Segregation provisions call for reviews within institutions for offenders who’ve spent 30 days in isolation, and Corrections Canada regional and national office reviews at the 60-day and 90-day points respectively.
But the Smith inquest has heard that these clocks were restarted whenever she moved into a new prison — her behaviour, and the search for the right institutional “fit” for the teen, meant she was constantly on the move.
And this past week the inquest heard how she spent most of her nearly 115 days from late 2006 to spring 2007 at RPC, the forensic hospital in Saskatoon, where there was no external review mechanism — though reports are kept on those in seclusion at the centre.
SOLITARY CONFINEMENT dates back to America nearly two centuries ago. At that time it was seen as a favourable tool, a substitute for capital punishment and a way to give prisoners time to think about their misdeeds.
Now some prominent U.S. voices are coming out against it.
Earlier this year, a committee of the New York state bar association issued a report urging prisons there to “profoundly” restrict the use of long-term solitary confinement.

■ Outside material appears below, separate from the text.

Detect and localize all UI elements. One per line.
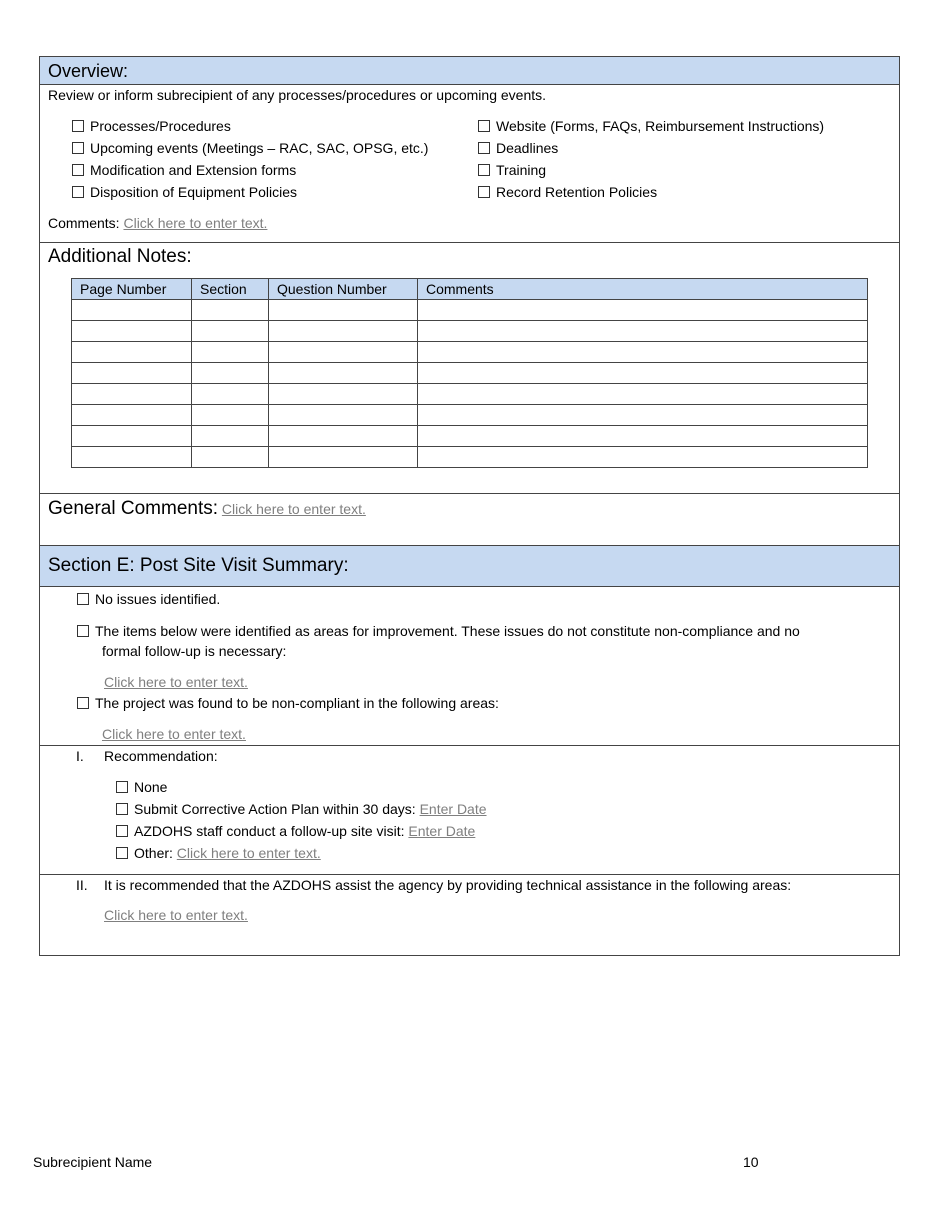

Psychiatrist Stuart Grassian, a leading expert on the mental health effects of solitary, addressed the Manitoba conference, and also used the term “grossly overused” with regards to solitary in the U.S.
“I have seen over and over again, individuals who have been kept indefinitely in solitary confinement for punishment of behaviour that is a product of serious mental illness, and that confinement just makes them sicker, more out of control in their behaviour, and thus subject to more and more punitive segregation,” he said in an interview.